SketchUp won’t create a face where you want it to

You’ve dutifully traced all around where you want SketchUp to create a face, but nothing’s happening. If you follow along in the image below, which was inspired by a visit to the M.C. Escher museum in Amsterdam, you see the top-left image seems to show a cube beside a rectangle, but the rectangle didn’t produce a face. In the top-right image, a diagonal line was drawn between diagonally opposite corners of the rectangle, producing two triangular faces, but something still doesn’t look right.

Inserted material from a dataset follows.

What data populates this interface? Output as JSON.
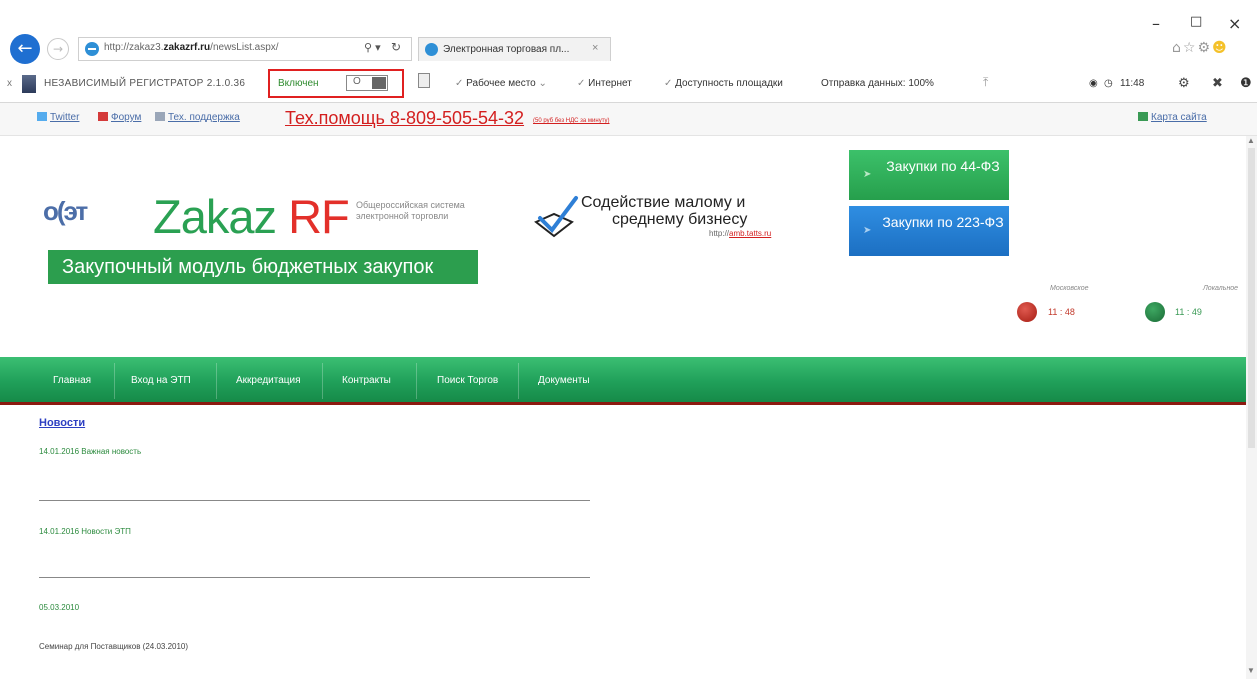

Changing the camera position to standard front (lower-left image) and right side (lower-right image) reveals the source of the problem. It turns out that the upper-right corner of the rectangle doesn’t lie on the red-blue plane but is actually to the right of the blue-green plane, and to the right of the blue-red plane. The upper-left image isn’t really an optical illusion; it just looks like one.

SketchUp problems Just because it looks right doesn’t mean that it is.

Ninety percent of the time, when SketchUp doesn’t create a face where you think it should, an edge isn’t on the plane you think it’s on. To check whether your edges are coplanar, draw an edge that cuts diagonally across the area where you want a face to appear. If a face appears now, your edges aren’t all on the same plane. To fix the problem, you have to figure out which edge is the culprit, and the Color By Axis option may help you see this information at a glance. Here’s how Color By Axis works:

  1. In the Styles panel, change your edge color from All Same to By Axis.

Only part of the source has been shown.